El brillo especial que vio Bruenor en los ojos del drow le hizo pensar que su amigo tenía algo más en mente que una simple vigilancia.

—Elfo loco —murmuró para sus adentros—. ¡Probablemente pretenderá derrotarlos a todos él solo! —Volvió a mirar con curiosidad los cuerpos de los tres gigantes muertos—. ¡Y ganará!

Luego estudió a los aventureros, intentando averiguar qué armas encajaban con el tipo de heridas de los cadáveres.

—El muchacho tumbó a dos —respondió Drizzt a su pregunta no formulada.

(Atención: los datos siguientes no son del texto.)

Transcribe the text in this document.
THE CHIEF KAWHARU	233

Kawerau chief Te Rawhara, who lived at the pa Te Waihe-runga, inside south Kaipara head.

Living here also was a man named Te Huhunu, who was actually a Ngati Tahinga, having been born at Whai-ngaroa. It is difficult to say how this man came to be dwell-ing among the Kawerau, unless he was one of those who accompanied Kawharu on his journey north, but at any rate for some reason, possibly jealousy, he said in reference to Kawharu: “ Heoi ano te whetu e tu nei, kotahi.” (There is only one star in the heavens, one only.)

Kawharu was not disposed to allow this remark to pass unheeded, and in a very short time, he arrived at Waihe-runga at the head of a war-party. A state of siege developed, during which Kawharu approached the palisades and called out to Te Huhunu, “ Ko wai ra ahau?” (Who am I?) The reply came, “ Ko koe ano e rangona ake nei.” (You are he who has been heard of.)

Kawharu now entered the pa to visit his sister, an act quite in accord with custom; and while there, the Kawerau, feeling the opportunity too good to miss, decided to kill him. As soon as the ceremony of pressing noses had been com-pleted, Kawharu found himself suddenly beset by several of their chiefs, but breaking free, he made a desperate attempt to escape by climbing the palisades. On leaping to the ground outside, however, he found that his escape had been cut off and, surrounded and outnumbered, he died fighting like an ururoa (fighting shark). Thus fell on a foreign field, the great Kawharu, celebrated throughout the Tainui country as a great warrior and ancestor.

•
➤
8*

Un asomo de sonrisa pasó por el rostro de Bruenor.

—Él dos y tú uno, ¿verdad? ¿Estabas dormido, elfo?

—Tonterías —replicó Drizzt—. ¡Tenía que practicar!

Bruenor sacudió la cabeza, sorprendido por lo orgulloso que se sentía de Wulfgar, aunque por supuesto no pensaba decírselo al chico para no ensoberbecerlo.

—Dormido… —volvió a murmurar mientras se colocaba en cabeza del clan. Los enanos entonaron un canto rítmico, una antigua tonadilla que evocaba las salas plateadas de su perdido hogar.

Bruenor observó por encima del hombro a sus dos amigos y se preguntó honestamente qué quedaría de la guarida de los gigantes para cuando él volviera con su clan de enanos.